The result is a client list that includes Safeway, Macy's, Nordstrom, Borders Books and Caribou Coffee. The company also developed two holiday lines for Williams-Sonoma.

In addition, Kim is working with the Martha Stewart organization to develop recipes for a new caramel line.

Route 29 offers more than 100 products ranging from white chocolate-and-coconut snowballs, caramel-covered nut rolls and almond toffee to cinnamon licorice, chocolate-covered peanut butter sticks and milk chocolate bunnies.

And the product line keeps expanding: Future additions include licorice shaped like barnyard animals for the children's market and sugar flavored with spicy cocoa, citrus or vanilla for the gourmet market.

A guy could gain five pounds just writing about this stuff.

Nonetheless, "our caramels probably are what are getting us the most notice," Kim said.

Why? Beyond a variety of flavors ranging from vanilla and chocolate to raspberry and orange to a combination of chocolate with nougat or maple, "we use fresh cream and butter delivered every day, and cook small batches in copper kettles under fire rather than steam," she said.

The result is "a wonderful, creamy texture and homemade taste that reminds you of an old-fashioned candy shop," said Heather Sawdey, a buyer for Caribou Coffee.

In addition to the aformentioned travails, the Kalans were hampered at first by a flawed business plan: Kim's dream was to build a large chain of Maud Borup retail outlets. Which is why they opened two more stores in the metro area before figuring out that it takes a whole lot more cash than they had to build a successful chain. So they sold the stores and focused on wholesaling.

Kim Kalan is what you might call a chronic entrepreneur: Capitalizing on her experience as a components buyer, seller and manager for several computer-related companies, she started a series of companies that brokered or assembled electronic products.

A job as an Internet consultant for a gift-basket company led her to start her own business peddling candies, bath and other consumer products in fancy gift baskets. That's how she found out that Maud Borup was for sale.

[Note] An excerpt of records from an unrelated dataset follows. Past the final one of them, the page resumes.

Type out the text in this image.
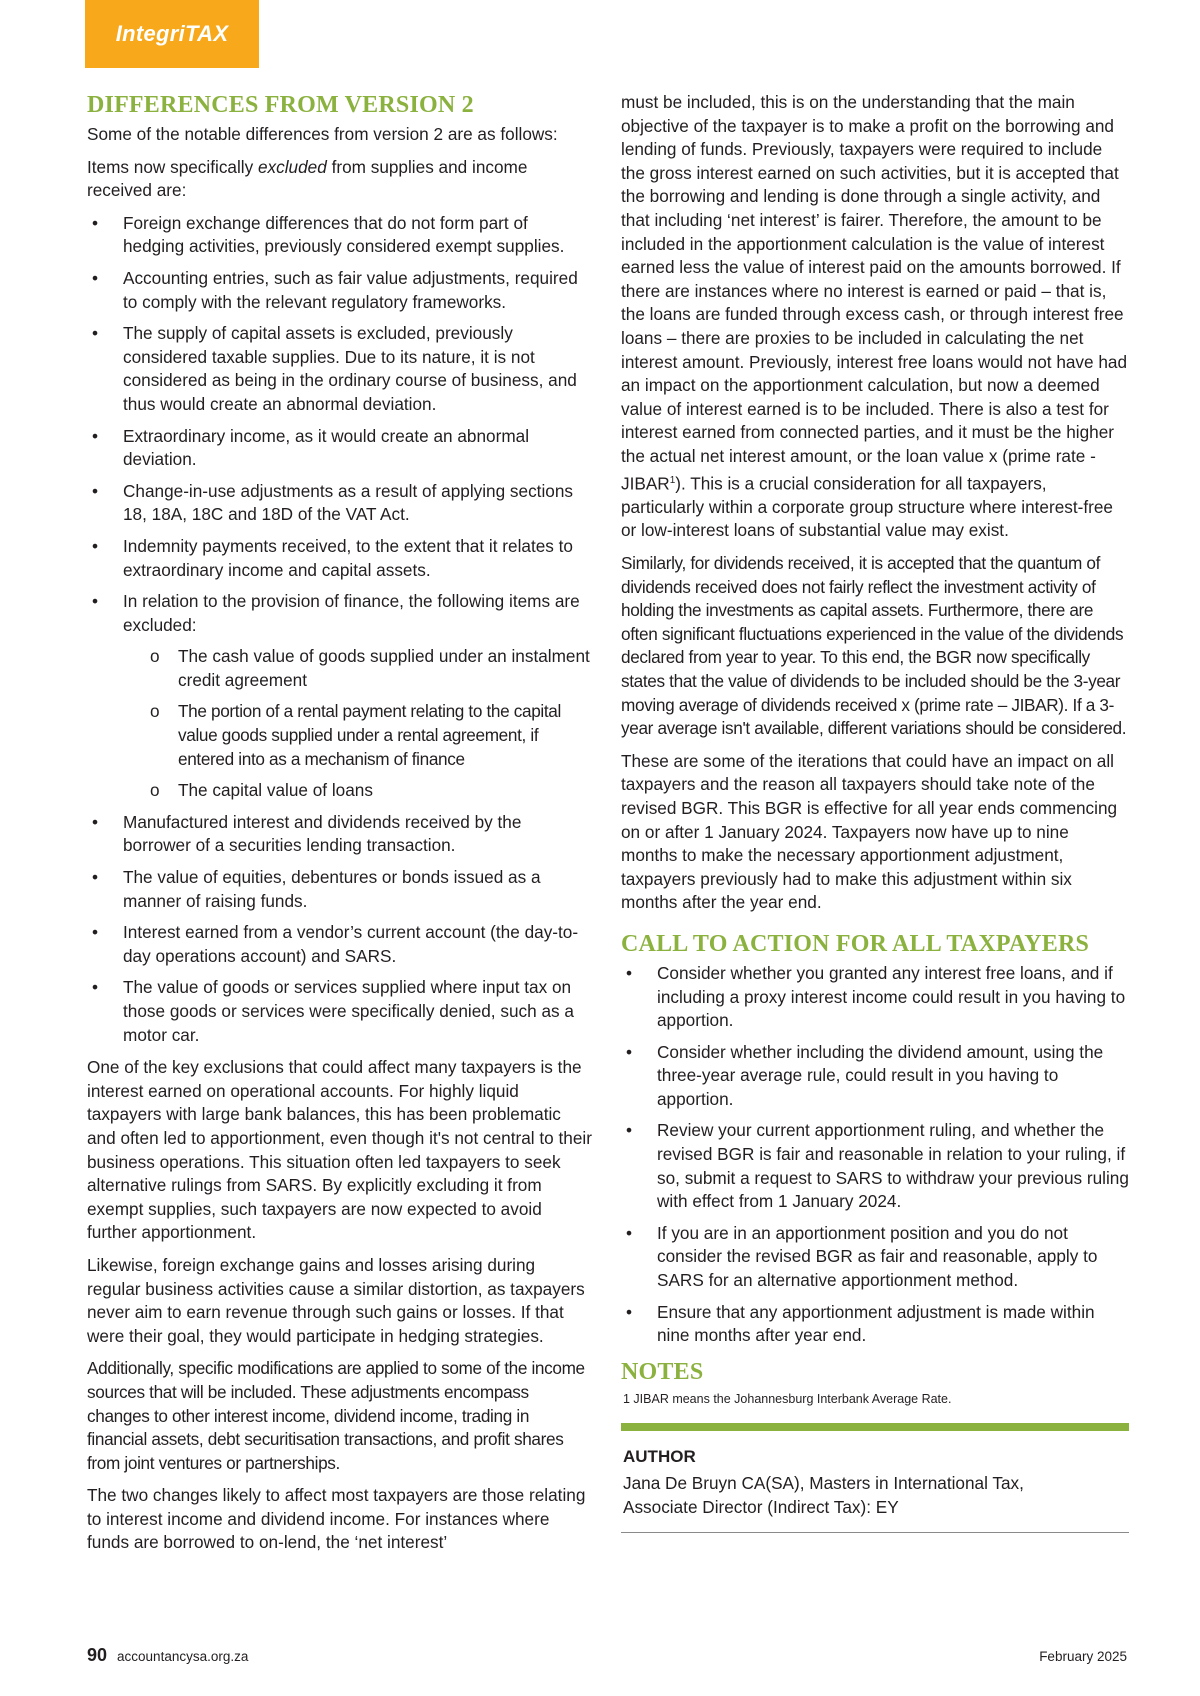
IntegriTAX
DIFFERENCES FROM VERSION 2

Some of the notable differences from version 2 are as follows:

Items now specifically excluded from supplies and income received are:

• Foreign exchange differences that do not form part of hedging activities, previously considered exempt supplies.
• Accounting entries, such as fair value adjustments, required to comply with the relevant regulatory frameworks.
• The supply of capital assets is excluded, previously considered taxable supplies. Due to its nature, it is not considered as being in the ordinary course of business, and thus would create an abnormal deviation.
• Extraordinary income, as it would create an abnormal deviation.
• Change-in-use adjustments as a result of applying sections 18, 18A, 18C and 18D of the VAT Act.
• Indemnity payments received, to the extent that it relates to extraordinary income and capital assets.
• In relation to the provision of finance, the following items are excluded:
o The cash value of goods supplied under an instalment credit agreement
o The portion of a rental payment relating to the capital value goods supplied under a rental agreement, if entered into as a mechanism of finance
o The capital value of loans
• Manufactured interest and dividends received by the borrower of a securities lending transaction.
• The value of equities, debentures or bonds issued as a manner of raising funds.
• Interest earned from a vendor’s current account (the day-to-day operations account) and SARS.
• The value of goods or services supplied where input tax on those goods or services were specifically denied, such as a motor car.

One of the key exclusions that could affect many taxpayers is the interest earned on operational accounts. For highly liquid taxpayers with large bank balances, this has been problematic and often led to apportionment, even though it's not central to their business operations. This situation often led taxpayers to seek alternative rulings from SARS. By explicitly excluding it from exempt supplies, such taxpayers are now expected to avoid further apportionment.

Likewise, foreign exchange gains and losses arising during regular business activities cause a similar distortion, as taxpayers never aim to earn revenue through such gains or losses. If that were their goal, they would participate in hedging strategies.

Additionally, specific modifications are applied to some of the income sources that will be included. These adjustments encompass changes to other interest income, dividend income, trading in financial assets, debt securitisation transactions, and profit shares from joint ventures or partnerships.

The two changes likely to affect most taxpayers are those relating to interest income and dividend income. For instances where funds are borrowed to on-lend, the ‘net interest’

must be included, this is on the understanding that the main objective of the taxpayer is to make a profit on the borrowing and lending of funds. Previously, taxpayers were required to include the gross interest earned on such activities, but it is accepted that the borrowing and lending is done through a single activity, and that including ‘net interest’ is fairer. Therefore, the amount to be included in the apportionment calculation is the value of interest earned less the value of interest paid on the amounts borrowed. If there are instances where no interest is earned or paid – that is, the loans are funded through excess cash, or through interest free loans – there are proxies to be included in calculating the net interest amount. Previously, interest free loans would not have had an impact on the apportionment calculation, but now a deemed value of interest earned is to be included. There is also a test for interest earned from connected parties, and it must be the higher the actual net interest amount, or the loan value x (prime rate - JIBAR$^1$). This is a crucial consideration for all taxpayers, particularly within a corporate group structure where interest-free or low-interest loans of substantial value may exist.

Similarly, for dividends received, it is accepted that the quantum of dividends received does not fairly reflect the investment activity of holding the investments as capital assets. Furthermore, there are often significant fluctuations experienced in the value of the dividends declared from year to year. To this end, the BGR now specifically states that the value of dividends to be included should be the 3-year moving average of dividends received x (prime rate – JIBAR). If a 3-year average isn't available, different variations should be considered.

These are some of the iterations that could have an impact on all taxpayers and the reason all taxpayers should take note of the revised BGR. This BGR is effective for all year ends commencing on or after 1 January 2024. Taxpayers now have up to nine months to make the necessary apportionment adjustment, taxpayers previously had to make this adjustment within six months after the year end.

CALL TO ACTION FOR ALL TAXPAYERS
• Consider whether you granted any interest free loans, and if including a proxy interest income could result in you having to apportion.
• Consider whether including the dividend amount, using the three-year average rule, could result in you having to apportion.
• Review your current apportionment ruling, and whether the revised BGR is fair and reasonable in relation to your ruling, if so, submit a request to SARS to withdraw your previous ruling with effect from 1 January 2024.
• If you are in an apportionment position and you do not consider the revised BGR as fair and reasonable, apply to SARS for an alternative apportionment method.
• Ensure that any apportionment adjustment is made within nine months after year end.
NOTES

1 JIBAR means the Johannesburg Interbank Average Rate.

AUTHOR
Jana De Bruyn CA(SA), Masters in International Tax,
Associate Director (Indirect Tax): EY
90 accountancysa.org.za	February 2025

So how did someone who knew nothing about candy manufacturing get so good at it? By applying the expertise offered by the acquisitions -- most importantly the recipes and processes that won Maud Borup an international reputation, Kim said.

While she is the face if not the heart and soul of the business, the two owners form a partnership with an ideal mix of opposites: She's the "crazy one," as she puts it, forever coming up with ideas for new products and other advances.

Mark is the finance and production chief who guards the checkbook and reins in her enthusiasm with reality checks.

The result is a business that has nearly doubled its sales in two years, to a projected 2007 total of $4.9 million.